Anchors aweigh
Martin Diment sets out on his next expedition as creative director for Onassis.
Onassis creative director Martin Diment was hired in January to oversee product for the four single-branded men’s contemporary stores (two in New York, one in San Francisco and one in Japan; they are looking at other spaces in San Francisco and Tokyo). Diment received a fashion masters degree at Central Saint Martin’s School of Art and Design in London and has worked for John Varvatos, Burberry and Perry Ellis. We chatted with Diment as he was putting the finishing touches on the spring 2014 collection.
What’s your role as creative director?
My major focus is product, to make sure every detail is right. The devil is in the details: it can make or break a garment. I’m pretty obsessive about it, whether it’s the cut, fit, styling, fabrication. I have a small design team that works with me. We have four designers at our Greene Street concept store. However, I’m really hands-on and get very intimate with the product. In addition to product I oversee everything visual: the brand image and store environment.

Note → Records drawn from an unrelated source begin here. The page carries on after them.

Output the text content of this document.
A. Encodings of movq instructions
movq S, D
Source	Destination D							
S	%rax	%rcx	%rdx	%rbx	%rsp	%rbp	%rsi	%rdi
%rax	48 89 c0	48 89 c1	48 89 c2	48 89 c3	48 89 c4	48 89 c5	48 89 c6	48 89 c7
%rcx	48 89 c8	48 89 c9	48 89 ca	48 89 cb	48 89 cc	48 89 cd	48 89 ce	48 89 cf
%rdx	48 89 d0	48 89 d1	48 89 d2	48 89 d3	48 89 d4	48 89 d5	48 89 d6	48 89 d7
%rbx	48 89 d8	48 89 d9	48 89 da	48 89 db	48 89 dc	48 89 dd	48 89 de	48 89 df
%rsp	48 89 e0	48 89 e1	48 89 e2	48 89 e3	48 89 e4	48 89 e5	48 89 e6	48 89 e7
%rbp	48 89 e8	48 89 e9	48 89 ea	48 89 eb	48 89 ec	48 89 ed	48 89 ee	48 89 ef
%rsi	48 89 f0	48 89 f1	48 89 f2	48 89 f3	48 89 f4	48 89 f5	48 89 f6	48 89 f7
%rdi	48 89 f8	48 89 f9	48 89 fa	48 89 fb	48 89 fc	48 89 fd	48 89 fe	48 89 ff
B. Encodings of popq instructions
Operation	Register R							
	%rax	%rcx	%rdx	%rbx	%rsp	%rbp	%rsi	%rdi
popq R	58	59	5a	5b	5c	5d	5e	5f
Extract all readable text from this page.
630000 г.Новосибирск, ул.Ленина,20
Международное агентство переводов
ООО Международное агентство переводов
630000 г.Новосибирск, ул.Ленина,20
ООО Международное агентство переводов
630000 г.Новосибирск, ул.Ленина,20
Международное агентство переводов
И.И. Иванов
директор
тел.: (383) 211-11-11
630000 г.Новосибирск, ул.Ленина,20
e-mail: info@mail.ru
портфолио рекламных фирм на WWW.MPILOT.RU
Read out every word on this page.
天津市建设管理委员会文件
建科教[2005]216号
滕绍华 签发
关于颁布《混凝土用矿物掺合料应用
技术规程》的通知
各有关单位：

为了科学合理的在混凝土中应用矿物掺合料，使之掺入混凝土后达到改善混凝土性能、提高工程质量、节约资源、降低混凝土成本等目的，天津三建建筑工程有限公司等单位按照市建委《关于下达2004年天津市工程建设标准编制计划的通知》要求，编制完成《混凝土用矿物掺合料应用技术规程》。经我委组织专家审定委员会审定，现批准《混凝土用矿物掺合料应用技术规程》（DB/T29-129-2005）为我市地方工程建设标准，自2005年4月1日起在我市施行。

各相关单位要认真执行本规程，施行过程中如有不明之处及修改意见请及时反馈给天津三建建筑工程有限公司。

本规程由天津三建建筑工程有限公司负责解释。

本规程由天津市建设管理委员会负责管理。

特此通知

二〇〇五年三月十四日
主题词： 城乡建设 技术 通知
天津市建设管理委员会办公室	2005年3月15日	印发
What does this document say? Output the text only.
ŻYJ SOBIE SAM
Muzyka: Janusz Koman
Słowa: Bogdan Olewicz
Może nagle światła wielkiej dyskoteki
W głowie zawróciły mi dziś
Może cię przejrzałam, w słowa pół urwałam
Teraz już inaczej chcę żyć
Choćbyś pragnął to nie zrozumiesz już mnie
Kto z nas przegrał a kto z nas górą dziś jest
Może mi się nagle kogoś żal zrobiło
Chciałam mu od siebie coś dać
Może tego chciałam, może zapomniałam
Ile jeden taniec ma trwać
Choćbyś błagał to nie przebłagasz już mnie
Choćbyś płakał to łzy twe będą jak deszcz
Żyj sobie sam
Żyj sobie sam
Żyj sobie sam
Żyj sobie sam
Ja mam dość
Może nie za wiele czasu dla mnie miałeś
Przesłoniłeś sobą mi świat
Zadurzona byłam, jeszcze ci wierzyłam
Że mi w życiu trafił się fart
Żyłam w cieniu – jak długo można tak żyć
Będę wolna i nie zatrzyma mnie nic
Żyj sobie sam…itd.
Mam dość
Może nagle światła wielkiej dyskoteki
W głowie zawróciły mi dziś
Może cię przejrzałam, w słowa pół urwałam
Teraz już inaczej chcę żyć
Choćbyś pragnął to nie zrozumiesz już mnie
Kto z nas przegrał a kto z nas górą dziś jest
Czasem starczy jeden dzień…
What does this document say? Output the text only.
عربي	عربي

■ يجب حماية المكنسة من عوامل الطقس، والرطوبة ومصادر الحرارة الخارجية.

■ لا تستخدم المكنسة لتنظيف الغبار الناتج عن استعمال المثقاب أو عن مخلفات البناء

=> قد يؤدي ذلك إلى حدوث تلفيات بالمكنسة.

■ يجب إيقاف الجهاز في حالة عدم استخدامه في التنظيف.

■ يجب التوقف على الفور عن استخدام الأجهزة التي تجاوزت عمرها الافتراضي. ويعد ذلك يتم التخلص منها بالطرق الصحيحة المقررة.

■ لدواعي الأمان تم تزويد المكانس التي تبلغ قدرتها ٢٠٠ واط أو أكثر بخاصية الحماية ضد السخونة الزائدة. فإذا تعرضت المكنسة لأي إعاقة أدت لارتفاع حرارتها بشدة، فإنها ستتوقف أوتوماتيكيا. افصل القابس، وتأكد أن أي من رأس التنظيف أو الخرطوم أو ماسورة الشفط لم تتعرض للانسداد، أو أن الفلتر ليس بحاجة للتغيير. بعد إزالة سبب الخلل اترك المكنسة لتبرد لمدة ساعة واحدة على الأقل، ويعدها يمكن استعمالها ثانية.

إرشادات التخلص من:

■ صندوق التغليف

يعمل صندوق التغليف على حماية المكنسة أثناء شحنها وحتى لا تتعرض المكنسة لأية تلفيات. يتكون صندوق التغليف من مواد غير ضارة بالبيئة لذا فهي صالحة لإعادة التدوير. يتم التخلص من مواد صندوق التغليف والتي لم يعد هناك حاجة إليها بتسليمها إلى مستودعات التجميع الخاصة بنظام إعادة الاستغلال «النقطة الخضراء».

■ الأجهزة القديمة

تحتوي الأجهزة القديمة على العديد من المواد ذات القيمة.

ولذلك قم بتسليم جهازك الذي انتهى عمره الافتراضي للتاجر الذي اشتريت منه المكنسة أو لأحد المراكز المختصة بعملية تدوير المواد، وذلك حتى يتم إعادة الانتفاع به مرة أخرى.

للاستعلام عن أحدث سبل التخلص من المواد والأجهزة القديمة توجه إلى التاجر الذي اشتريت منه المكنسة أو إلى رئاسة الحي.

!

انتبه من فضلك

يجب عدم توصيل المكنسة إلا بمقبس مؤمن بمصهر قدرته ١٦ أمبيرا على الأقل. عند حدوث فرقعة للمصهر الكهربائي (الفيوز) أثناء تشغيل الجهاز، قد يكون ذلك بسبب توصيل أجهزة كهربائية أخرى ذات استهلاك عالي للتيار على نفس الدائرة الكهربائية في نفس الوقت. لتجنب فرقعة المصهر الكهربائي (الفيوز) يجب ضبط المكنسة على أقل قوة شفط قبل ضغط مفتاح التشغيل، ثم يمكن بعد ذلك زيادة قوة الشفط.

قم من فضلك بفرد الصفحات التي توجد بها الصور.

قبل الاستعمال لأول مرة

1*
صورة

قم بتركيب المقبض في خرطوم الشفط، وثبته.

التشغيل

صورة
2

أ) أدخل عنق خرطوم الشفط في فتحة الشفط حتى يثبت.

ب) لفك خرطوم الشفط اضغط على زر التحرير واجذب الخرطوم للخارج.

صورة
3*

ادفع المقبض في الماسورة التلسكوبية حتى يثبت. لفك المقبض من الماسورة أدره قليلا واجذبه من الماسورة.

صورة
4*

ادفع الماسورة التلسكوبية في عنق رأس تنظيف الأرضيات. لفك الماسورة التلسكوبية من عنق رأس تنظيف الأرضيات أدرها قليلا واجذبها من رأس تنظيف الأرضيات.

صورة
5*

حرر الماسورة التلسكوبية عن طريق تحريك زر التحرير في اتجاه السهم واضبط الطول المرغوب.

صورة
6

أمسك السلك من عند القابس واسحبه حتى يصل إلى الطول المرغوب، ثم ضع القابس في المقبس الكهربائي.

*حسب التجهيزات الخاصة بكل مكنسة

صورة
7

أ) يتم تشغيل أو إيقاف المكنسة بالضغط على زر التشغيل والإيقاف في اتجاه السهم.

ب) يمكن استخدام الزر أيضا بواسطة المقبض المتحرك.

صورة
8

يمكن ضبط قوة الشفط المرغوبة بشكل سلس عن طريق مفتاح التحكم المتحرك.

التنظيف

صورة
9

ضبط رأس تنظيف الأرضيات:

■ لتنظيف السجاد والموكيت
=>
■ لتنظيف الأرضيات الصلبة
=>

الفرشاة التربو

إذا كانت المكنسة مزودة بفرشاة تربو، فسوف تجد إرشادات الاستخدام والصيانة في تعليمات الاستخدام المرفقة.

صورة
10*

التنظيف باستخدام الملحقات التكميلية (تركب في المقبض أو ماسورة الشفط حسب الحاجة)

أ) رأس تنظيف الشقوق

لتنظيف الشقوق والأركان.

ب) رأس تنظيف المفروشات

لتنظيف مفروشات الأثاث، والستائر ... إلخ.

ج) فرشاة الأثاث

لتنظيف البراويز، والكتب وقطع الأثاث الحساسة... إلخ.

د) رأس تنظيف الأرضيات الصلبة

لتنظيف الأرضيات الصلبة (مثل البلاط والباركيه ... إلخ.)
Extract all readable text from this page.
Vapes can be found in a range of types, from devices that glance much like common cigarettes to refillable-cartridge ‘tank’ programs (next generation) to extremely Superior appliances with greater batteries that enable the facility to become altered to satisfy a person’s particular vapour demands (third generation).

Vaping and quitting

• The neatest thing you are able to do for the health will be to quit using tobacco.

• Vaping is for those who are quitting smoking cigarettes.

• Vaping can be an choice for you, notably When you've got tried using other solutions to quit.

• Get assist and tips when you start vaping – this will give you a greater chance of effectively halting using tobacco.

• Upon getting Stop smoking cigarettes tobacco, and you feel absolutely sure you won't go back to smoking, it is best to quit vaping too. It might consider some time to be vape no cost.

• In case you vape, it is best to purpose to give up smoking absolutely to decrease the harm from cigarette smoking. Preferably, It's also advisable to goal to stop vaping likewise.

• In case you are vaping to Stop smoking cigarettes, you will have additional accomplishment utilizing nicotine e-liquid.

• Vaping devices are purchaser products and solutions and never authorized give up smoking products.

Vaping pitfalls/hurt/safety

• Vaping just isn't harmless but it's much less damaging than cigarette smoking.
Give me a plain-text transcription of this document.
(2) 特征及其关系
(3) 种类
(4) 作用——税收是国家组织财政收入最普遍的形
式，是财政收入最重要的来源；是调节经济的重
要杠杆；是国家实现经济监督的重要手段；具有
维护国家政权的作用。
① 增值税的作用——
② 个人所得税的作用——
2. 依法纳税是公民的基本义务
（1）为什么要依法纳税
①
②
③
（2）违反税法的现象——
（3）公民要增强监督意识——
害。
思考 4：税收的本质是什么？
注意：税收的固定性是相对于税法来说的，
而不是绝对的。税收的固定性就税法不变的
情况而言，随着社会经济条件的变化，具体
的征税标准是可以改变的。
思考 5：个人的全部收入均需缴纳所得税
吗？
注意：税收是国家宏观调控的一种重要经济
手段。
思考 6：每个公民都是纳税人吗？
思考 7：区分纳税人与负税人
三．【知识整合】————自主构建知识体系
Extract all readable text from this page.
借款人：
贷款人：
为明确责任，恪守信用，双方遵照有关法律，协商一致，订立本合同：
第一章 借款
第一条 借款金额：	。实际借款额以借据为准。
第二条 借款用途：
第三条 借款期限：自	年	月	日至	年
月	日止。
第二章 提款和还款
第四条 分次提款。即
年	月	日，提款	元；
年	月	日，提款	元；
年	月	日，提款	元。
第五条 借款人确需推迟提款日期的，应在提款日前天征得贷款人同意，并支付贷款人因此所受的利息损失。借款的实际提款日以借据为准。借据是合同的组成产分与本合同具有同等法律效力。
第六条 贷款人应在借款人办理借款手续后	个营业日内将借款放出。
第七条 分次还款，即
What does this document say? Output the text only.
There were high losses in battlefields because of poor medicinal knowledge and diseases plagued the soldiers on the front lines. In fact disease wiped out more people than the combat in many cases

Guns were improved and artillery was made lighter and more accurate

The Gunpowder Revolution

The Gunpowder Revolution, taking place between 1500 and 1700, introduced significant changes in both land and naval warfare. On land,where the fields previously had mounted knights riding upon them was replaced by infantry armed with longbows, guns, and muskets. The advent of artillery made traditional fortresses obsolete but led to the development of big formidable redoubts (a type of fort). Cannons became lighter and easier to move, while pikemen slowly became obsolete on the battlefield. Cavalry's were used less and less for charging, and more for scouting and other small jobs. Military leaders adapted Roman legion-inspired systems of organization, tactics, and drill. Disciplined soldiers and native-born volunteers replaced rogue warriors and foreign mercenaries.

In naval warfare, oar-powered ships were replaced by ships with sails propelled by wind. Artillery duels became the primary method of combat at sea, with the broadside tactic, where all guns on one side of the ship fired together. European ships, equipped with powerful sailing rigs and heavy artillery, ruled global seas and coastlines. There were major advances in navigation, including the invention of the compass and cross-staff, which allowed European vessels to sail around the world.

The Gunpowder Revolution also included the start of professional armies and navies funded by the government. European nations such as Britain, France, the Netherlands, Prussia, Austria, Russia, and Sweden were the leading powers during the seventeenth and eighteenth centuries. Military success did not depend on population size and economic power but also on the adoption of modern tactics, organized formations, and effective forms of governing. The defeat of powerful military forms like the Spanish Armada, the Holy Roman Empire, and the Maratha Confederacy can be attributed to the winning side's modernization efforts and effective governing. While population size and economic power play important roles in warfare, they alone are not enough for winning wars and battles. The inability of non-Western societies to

Where were you before Onassis?
Most recently I was the global design director for sweaters and knits at Gap. I was only there about 18 months, a short but amazing experience. This particular position appealed to me because the brand’s aesthetic is a bit more in tune with my personal style. The pull was too strong to deny.
What is the Onassis aesthetic?
It’s a full lifestyle contemporary brand that slants a bit more casual; however you can dress things up in many different ways. While it’s casual, it’s not a denim brand. An interesting thing about Onassis is that we offer varied price points so there’s something for everyone. We use the good/better/best pricing strategy: wovens retail for $88, $108 and $168, knits are $32, $78, $168, sweaters are $168, $228, $368, denim $98, $118, $128, bottoms: $98, $148, $198, outerwear: $188, $368, $798. There were a lot of foundational techniques in place when I started, which is a designer’s dream. For example, Onassis is very good at garment dyes. So I’ve been studying garment dye techniques. We’ve been blending fabrics within one garment and then garment dying them together, which creates an interesting look. So there are a lot of supple textures and it’s still very refined and inventive. We use Italian yarns that are so beautiful in the way they soak up color.
Tell us about the spring 2014 collection.
This collection was inspired directly by the movie, The English Patient and this idea of wealthy people financing expeditions. It is inspired by travel and architecture. Key colors are yellow, tortoise shell, sky, and desert colors. We’re doing refined and inventive garment dyes, using unique fabrics: mixed media, subtle textures. Offering lots of versatile pieces that can be dressed up or worn casually (blazers, etc.). We’ve been playing with lighter-weight fabrics combined in double-layer garments. Some of the jackets are reversible and we’ve lined a lot of our shorts in lightweight cotton/jersey which makes them very comfortable. If you look at the interior of our garments you’ll notice the detail, almost like hidden treasures, which ties back to this idea of expedition and searching the globe, also echoed in our store design and visuals. We’re also developing our own exclusive Onassis selvedge denim in some interesting, what I call ‘non-colors,’ like whiskey and washed down green khakis which fit back into our English Patient palette.
What excites you most about menswear right now?
Consumers are becoming more discerning: they may not actually know why something is better, but they know there is something special about it. You’ve got to offer something different, but different doesn’t have to mean awkward, hard or tricky. I’m always trying to find a way to make something new, but not just for the sake of being new, there’s got to be a reason. If we look at a global basis, the consumer is changing, becoming more demanding. It’s also about delivering a consistent customer experience. I think America is catching on. I came to the U.S. about 15 years ago from London, excited to see the style in New York, but when I got here my jaw dropped: it wasn’t what I was expecting. However, in the last 10 years menswear has really changed for the better.